Crystal Dynamics used a proprietary game engine called ‘Foundation’ for Rise of the Tomb Raider and it is able to create some pretty nice looking graphics. We tested Rise of the Tomb Raider with the Very High preset, but then changed the ambient occlusion setting from HBAO+ (an NVIDIA developed feature) to ‘ON’ to have as fair of a match up as we could. We also disabled VSync.
Once we had the graphics and display settings figured out we used FRAPS to manually benchmark a section of the Siberian Wilderness that is about 10% into the game for a couple minutes. Rise of the Tomb Raider does not have a built-in benchmark, so this is one of the only ways you can benchmark this particular game title.
1080P Benchmark Results: For those running Full HD 1080P displays the good news is that all higher-end desktop graphics cards are able to play Rise of the Tomb Raider with 60 FPS averages. The XFX Radeon R9 Fury dipped below 60 FPS just a couple times in our benchmark run and averaged 74 FPS.
1440P Benchmark Results: With the resolution cranked up to 25×14 the Fury card was able to ahead of the Nano card and averaged 53 FPS.
4K Ultra HD Benchmark Results: Rise of the Tomb Raider with these image quality settings were tough on all of the cards and the XFX Radeon R9 Fury was only averaging 29 FPS with the minimum frame rate being 24 FPS.

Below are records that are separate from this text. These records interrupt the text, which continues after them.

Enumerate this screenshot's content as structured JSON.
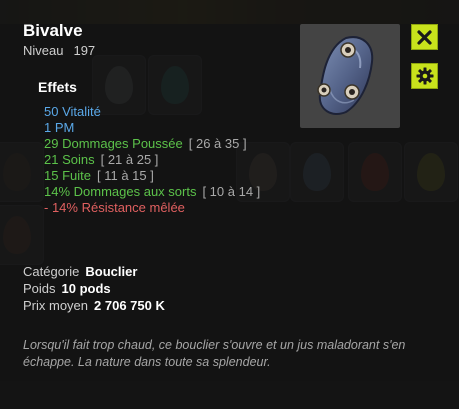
{
  "item": {
    "name": "Bivalve",
    "level_label": "Niveau",
    "level_value": "197"
  },
  "effects": {
    "title": "Effets",
    "lines": [
      {
        "text": "50 Vitalité",
        "range": "",
        "color": "#5aa8e8"
      },
      {
        "text": "1 PM",
        "range": "",
        "color": "#5aa8e8"
      },
      {
        "text": "29 Dommages Poussée",
        "range": "[ 26 à 35 ]",
        "color": "#5cc24a"
      },
      {
        "text": "21 Soins",
        "range": "[ 21 à 25 ]",
        "color": "#5cc24a"
      },
      {
        "text": "15 Fuite",
        "range": "[ 11 à 15 ]",
        "color": "#5cc24a"
      },
      {
        "text": "14% Dommages aux sorts",
        "range": "[ 10 à 14 ]",
        "color": "#5cc24a"
      },
      {
        "text": "- 14% Résistance mêlée",
        "range": "",
        "color": "#e06060"
      }
    ]
  },
  "info": {
    "category_label": "Catégorie",
    "category_value": "Bouclier",
    "weight_label": "Poids",
    "weight_value": "10 pods",
    "price_label": "Prix moyen",
    "price_value": "2 706 750 K"
  },
  "description": "Lorsqu'il fait trop chaud, ce bouclier s'ouvre et un jus maladorant s'en échappe. La nature dans toute sa splendeur.",
  "buttons": {
    "close_icon": "close-icon",
    "settings_icon": "gear-icon"
  },
  "colors": {
    "accent_button": "#c8e21c",
    "bonus_blue": "#5aa8e8",
    "bonus_green": "#5cc24a",
    "malus_red": "#e06060"
  }
}
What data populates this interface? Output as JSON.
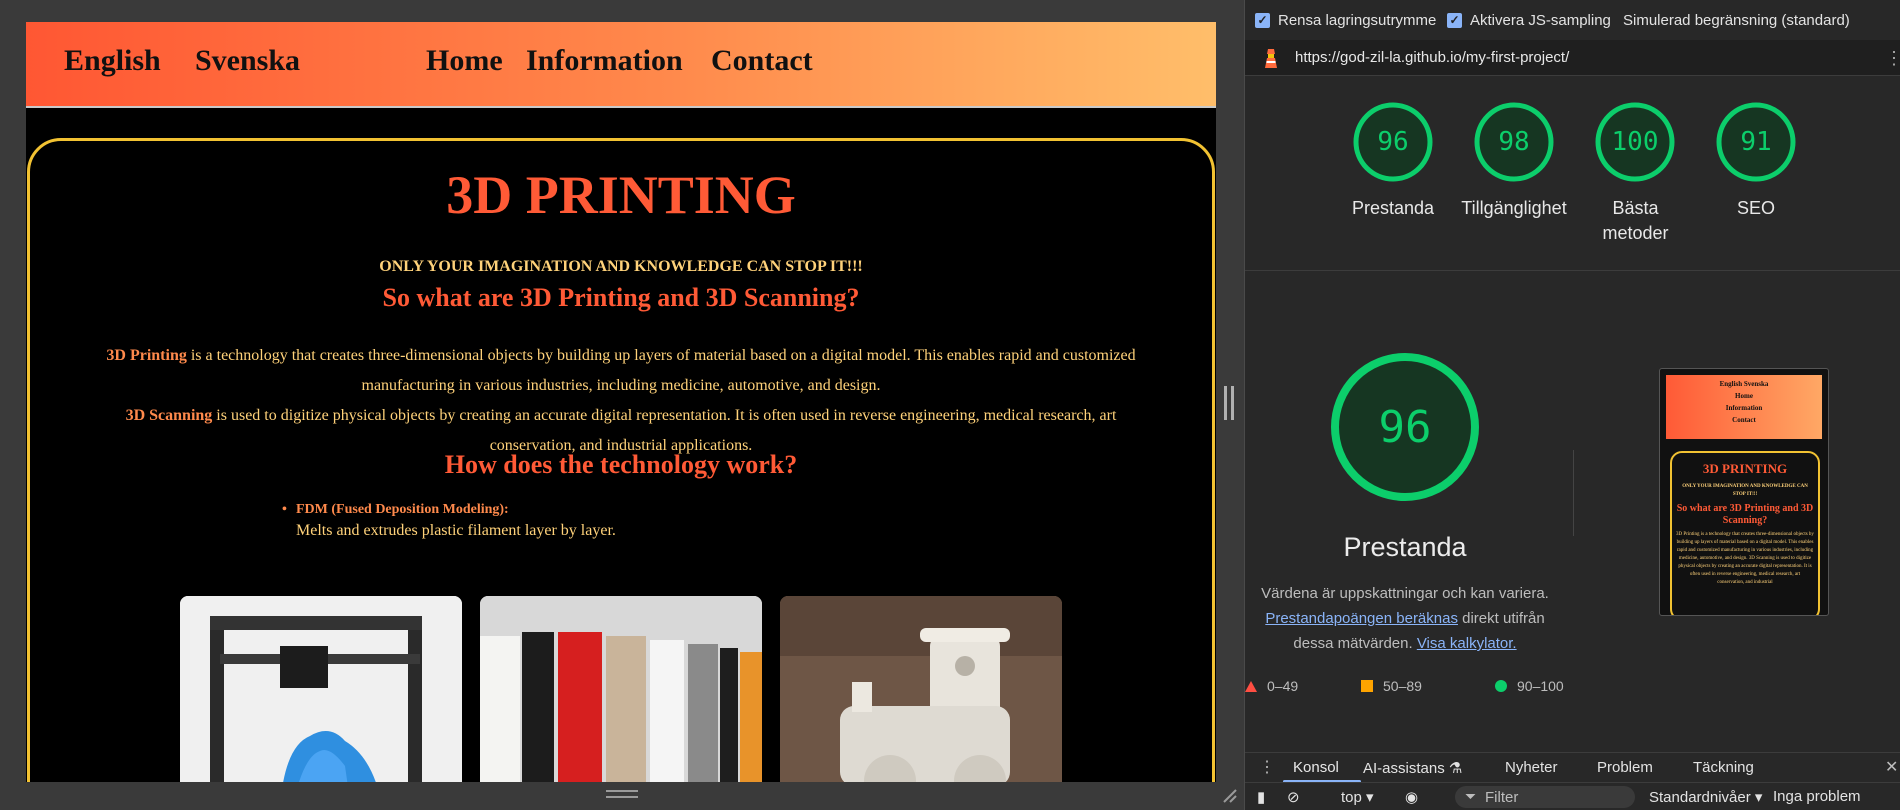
{
  "site": {
    "nav": {
      "lang_en": "English",
      "lang_sv": "Svenska",
      "home": "Home",
      "information": "Information",
      "contact": "Contact"
    },
    "title": "3D PRINTING",
    "tagline": "ONLY YOUR IMAGINATION AND KNOWLEDGE CAN STOP IT!!!",
    "heading_what": "So what are 3D Printing and 3D Scanning?",
    "para1_term": "3D Printing",
    "para1_text": " is a technology that creates three-dimensional objects by building up layers of material based on a digital model. This enables rapid and customized manufacturing in various industries, including medicine, automotive, and design.",
    "para2_term": "3D Scanning",
    "para2_text": " is used to digitize physical objects by creating an accurate digital representation. It is often used in reverse engineering, medical research, art conservation, and industrial applications.",
    "heading_how": "How does the technology work?",
    "fdm_term": "FDM (Fused Deposition Modeling):",
    "fdm_desc": "Melts and extrudes plastic filament layer by layer.",
    "photos": [
      "3d-printer-photo",
      "filament-spools-photo",
      "printed-train-photo"
    ]
  },
  "devtools": {
    "options": {
      "clear_storage": "Rensa lagringsutrymme",
      "js_sampling": "Aktivera JS-sampling",
      "throttling": "Simulerad begränsning (standard)"
    },
    "url": "https://god-zil-la.github.io/my-first-project/",
    "scores": [
      {
        "value": "96",
        "label": "Prestanda"
      },
      {
        "value": "98",
        "label": "Tillgänglighet"
      },
      {
        "value": "100",
        "label": "Bästa metoder"
      },
      {
        "value": "91",
        "label": "SEO"
      }
    ],
    "main_score": "96",
    "main_title": "Prestanda",
    "desc_part1": "Värdena är uppskattningar och kan variera.",
    "desc_link1": "Prestandapoängen beräknas",
    "desc_part2": " direkt utifrån dessa mätvärden.",
    "desc_link2": "Visa kalkylator.",
    "legend": {
      "poor": "0–49",
      "average": "50–89",
      "good": "90–100"
    },
    "thumbnail": {
      "nav": "English    Svenska",
      "nav_home": "Home",
      "nav_info": "Information",
      "nav_contact": "Contact",
      "title": "3D PRINTING",
      "tagline": "ONLY YOUR IMAGINATION AND KNOWLEDGE CAN STOP IT!!!",
      "heading": "So what are 3D Printing and 3D Scanning?",
      "text": "3D Printing is a technology that creates three-dimensional objects by building up layers of material based on a digital model. This enables rapid and customized manufacturing in various industries, including medicine, automotive, and design. 3D Scanning is used to digitize physical objects by creating an accurate digital representation. It is often used in reverse engineering, medical research, art conservation, and industrial"
    },
    "drawer_tabs": {
      "console": "Konsol",
      "ai": "AI-assistans",
      "news": "Nyheter",
      "problems": "Problem",
      "coverage": "Täckning"
    },
    "console_bar": {
      "context": "top",
      "filter": "Filter",
      "levels": "Standardnivåer",
      "issues": "Inga problem"
    },
    "colors": {
      "good": "#0cce6b",
      "average": "#ffa400",
      "poor": "#ff4e42",
      "accent": "#ff5a36"
    }
  }
}
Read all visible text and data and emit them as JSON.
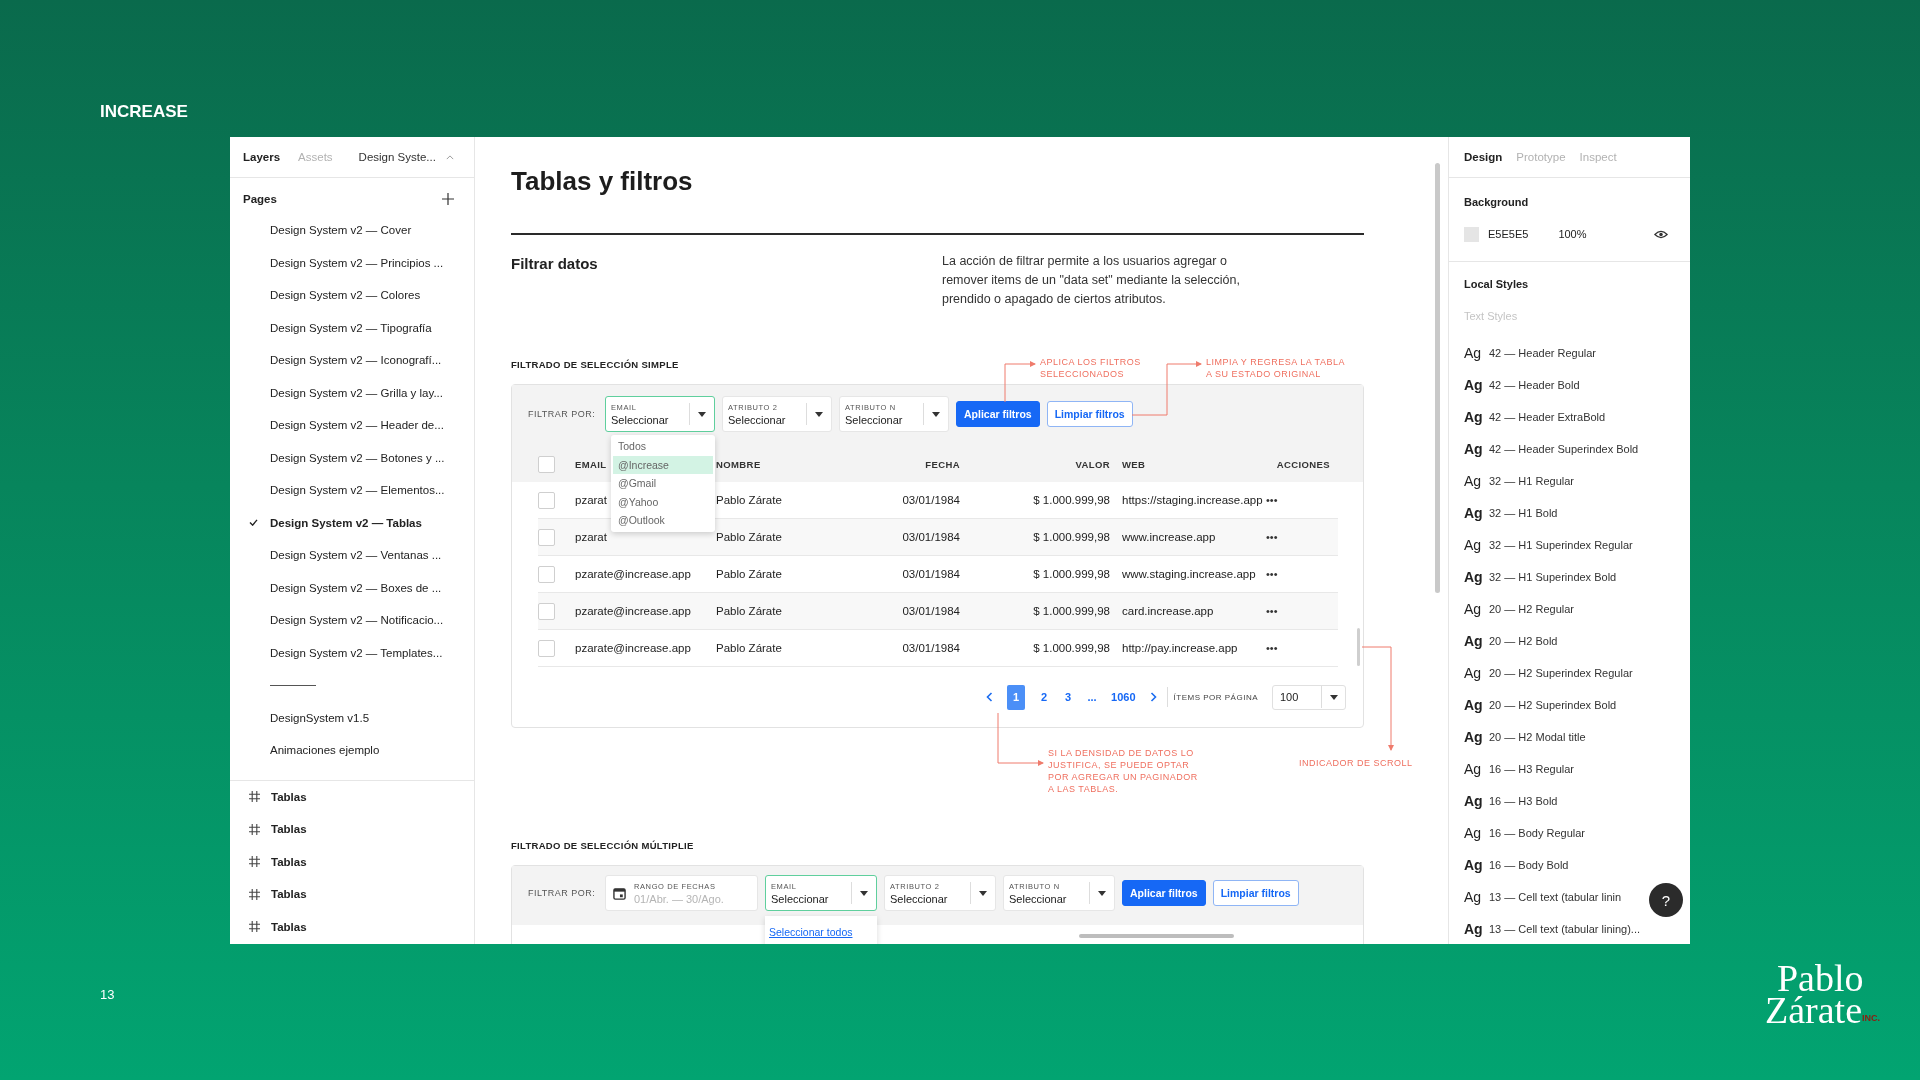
{
  "slide": {
    "brand": "INCREASE",
    "page_number": "13",
    "logo": {
      "line_1": "Pablo",
      "line_2": "Zárate",
      "suffix": "INC."
    }
  },
  "left_panel": {
    "tabs": [
      {
        "label": "Layers",
        "selected": true
      },
      {
        "label": "Assets",
        "selected": false
      }
    ],
    "file_name": "Design Syste...",
    "pages_title": "Pages",
    "pages": [
      {
        "kind": "page",
        "label": "Design System v2 — Cover",
        "selected": false
      },
      {
        "kind": "page",
        "label": "Design System v2 — Principios ...",
        "selected": false
      },
      {
        "kind": "page",
        "label": "Design System v2 — Colores",
        "selected": false
      },
      {
        "kind": "page",
        "label": "Design System v2 — Tipografía",
        "selected": false
      },
      {
        "kind": "page",
        "label": "Design System v2 — Iconografí...",
        "selected": false
      },
      {
        "kind": "page",
        "label": "Design System v2 — Grilla y lay...",
        "selected": false
      },
      {
        "kind": "page",
        "label": "Design System v2 — Header de...",
        "selected": false
      },
      {
        "kind": "page",
        "label": "Design System v2 — Botones y ...",
        "selected": false
      },
      {
        "kind": "page",
        "label": "Design System v2 — Elementos...",
        "selected": false
      },
      {
        "kind": "page",
        "label": "Design System v2 — Tablas",
        "selected": true
      },
      {
        "kind": "page",
        "label": "Design System v2 — Ventanas ...",
        "selected": false
      },
      {
        "kind": "page",
        "label": "Design System v2 — Boxes de ...",
        "selected": false
      },
      {
        "kind": "page",
        "label": "Design System v2 — Notificacio...",
        "selected": false
      },
      {
        "kind": "page",
        "label": "Design System v2 — Templates...",
        "selected": false
      },
      {
        "kind": "divider"
      },
      {
        "kind": "page",
        "label": "DesignSystem v1.5",
        "selected": false
      },
      {
        "kind": "page",
        "label": "Animaciones ejemplo",
        "selected": false
      }
    ],
    "layers": [
      {
        "label": "Tablas"
      },
      {
        "label": "Tablas"
      },
      {
        "label": "Tablas"
      },
      {
        "label": "Tablas"
      },
      {
        "label": "Tablas"
      }
    ]
  },
  "canvas": {
    "title": "Tablas y filtros",
    "section_title": "Filtrar datos",
    "description": "La acción de filtrar permite a los usuarios agregar o remover items de un \"data set\" mediante la selección, prendido o apagado de ciertos atributos.",
    "simple_filter": {
      "label": "FILTRADO DE SELECCIÓN SIMPLE",
      "filter_label": "FILTRAR POR:",
      "filters": [
        {
          "label": "EMAIL",
          "value": "Seleccionar",
          "focused": true
        },
        {
          "label": "ATRIBUTO 2",
          "value": "Seleccionar",
          "focused": false
        },
        {
          "label": "ATRIBUTO N",
          "value": "Seleccionar",
          "focused": false
        }
      ],
      "apply_button": "Aplicar filtros",
      "clear_button": "Limpiar filtros",
      "dropdown": [
        {
          "label": "Todos",
          "selected": false
        },
        {
          "label": "@Increase",
          "selected": true
        },
        {
          "label": "@Gmail",
          "selected": false
        },
        {
          "label": "@Yahoo",
          "selected": false
        },
        {
          "label": "@Outlook",
          "selected": false
        }
      ],
      "table": {
        "select_all_checked": false,
        "columns": [
          "EMAIL",
          "NOMBRE",
          "FECHA",
          "VALOR",
          "WEB",
          "ACCIONES"
        ],
        "rows": [
          {
            "checked": false,
            "email": "pzarat",
            "name": "Pablo Zárate",
            "date": "03/01/1984",
            "value": "$ 1.000.999,98",
            "web": "https://staging.increase.app",
            "actions": "•••"
          },
          {
            "checked": false,
            "email": "pzarat",
            "name": "Pablo Zárate",
            "date": "03/01/1984",
            "value": "$ 1.000.999,98",
            "web": "www.increase.app",
            "actions": "•••"
          },
          {
            "checked": false,
            "email": "pzarate@increase.app",
            "name": "Pablo Zárate",
            "date": "03/01/1984",
            "value": "$ 1.000.999,98",
            "web": "www.staging.increase.app",
            "actions": "•••"
          },
          {
            "checked": false,
            "email": "pzarate@increase.app",
            "name": "Pablo Zárate",
            "date": "03/01/1984",
            "value": "$ 1.000.999,98",
            "web": "card.increase.app",
            "actions": "•••"
          },
          {
            "checked": false,
            "email": "pzarate@increase.app",
            "name": "Pablo Zárate",
            "date": "03/01/1984",
            "value": "$ 1.000.999,98",
            "web": "http://pay.increase.app",
            "actions": "•••"
          }
        ]
      },
      "pagination": {
        "pages": [
          {
            "label": "1",
            "selected": true
          },
          {
            "label": "2",
            "selected": false
          },
          {
            "label": "3",
            "selected": false
          },
          {
            "label": "...",
            "selected": false
          },
          {
            "label": "1060",
            "selected": false
          }
        ],
        "items_label": "ÍTEMS POR PÁGINA",
        "page_size": "100"
      },
      "annotations": [
        {
          "lines": [
            "APLICA LOS FILTROS",
            "SELECCIONADOS"
          ]
        },
        {
          "lines": [
            "LIMPIA Y REGRESA LA TABLA",
            "A SU ESTADO ORIGINAL"
          ]
        },
        {
          "lines": [
            "SI LA DENSIDAD DE DATOS LO",
            "JUSTIFICA, SE PUEDE OPTAR",
            "POR AGREGAR UN PAGINADOR",
            "A LAS TABLAS."
          ]
        },
        {
          "lines": [
            "INDICADOR DE SCROLL"
          ]
        }
      ]
    },
    "multiple_filter": {
      "label": "FILTRADO DE SELECCIÓN MÚLTIPLIE",
      "filter_label": "FILTRAR POR:",
      "date_filter": {
        "label": "RANGO DE FECHAS",
        "placeholder": "01/Abr. — 30/Ago."
      },
      "filters": [
        {
          "label": "EMAIL",
          "value": "Seleccionar",
          "focused": true
        },
        {
          "label": "ATRIBUTO 2",
          "value": "Seleccionar",
          "focused": false
        },
        {
          "label": "ATRIBUTO N",
          "value": "Seleccionar",
          "focused": false
        }
      ],
      "apply_button": "Aplicar filtros",
      "clear_button": "Limpiar filtros",
      "dropdown_link": "Seleccionar todos"
    }
  },
  "right_panel": {
    "tabs": [
      {
        "label": "Design",
        "selected": true
      },
      {
        "label": "Prototype",
        "selected": false
      },
      {
        "label": "Inspect",
        "selected": false
      }
    ],
    "background": {
      "title": "Background",
      "hex": "E5E5E5",
      "opacity": "100%",
      "color": "#e5e5e5"
    },
    "local_styles_title": "Local Styles",
    "text_styles_title": "Text Styles",
    "text_styles": [
      {
        "sample": "Ag",
        "label": "42 — Header Regular",
        "bold": false
      },
      {
        "sample": "Ag",
        "label": "42 — Header Bold",
        "bold": true
      },
      {
        "sample": "Ag",
        "label": "42 — Header ExtraBold",
        "bold": true
      },
      {
        "sample": "Ag",
        "label": "42 — Header Superindex Bold",
        "bold": true
      },
      {
        "sample": "Ag",
        "label": "32 — H1 Regular",
        "bold": false
      },
      {
        "sample": "Ag",
        "label": "32 — H1 Bold",
        "bold": true
      },
      {
        "sample": "Ag",
        "label": "32 — H1 Superindex Regular",
        "bold": false
      },
      {
        "sample": "Ag",
        "label": "32 — H1 Superindex Bold",
        "bold": true
      },
      {
        "sample": "Ag",
        "label": "20 — H2 Regular",
        "bold": false
      },
      {
        "sample": "Ag",
        "label": "20 — H2 Bold",
        "bold": true
      },
      {
        "sample": "Ag",
        "label": "20 — H2 Superindex Regular",
        "bold": false
      },
      {
        "sample": "Ag",
        "label": "20 — H2 Superindex Bold",
        "bold": true
      },
      {
        "sample": "Ag",
        "label": "20 — H2 Modal title",
        "bold": true
      },
      {
        "sample": "Ag",
        "label": "16 — H3 Regular",
        "bold": false
      },
      {
        "sample": "Ag",
        "label": "16 — H3 Bold",
        "bold": true
      },
      {
        "sample": "Ag",
        "label": "16 — Body Regular",
        "bold": false
      },
      {
        "sample": "Ag",
        "label": "16 — Body Bold",
        "bold": true
      },
      {
        "sample": "Ag",
        "label": "13 — Cell text (tabular linin",
        "bold": false
      },
      {
        "sample": "Ag",
        "label": "13 — Cell text (tabular lining)...",
        "bold": true
      }
    ],
    "help_button": "?"
  }
}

It should be noted that we did get have the XFX Radeon R9 Fury video card crash on Rise of the Tomb Raider on more than one occasion. AMD let us know that this was due to the high image quality settings (Tessellation and/or SMAA enabled). This explains our random crash and AMD claims that the SMAA bug has been fixed in Crimson 16.2 drivers that just happened to come out today. The game crashing with Tessellation enabled is still an open known issue.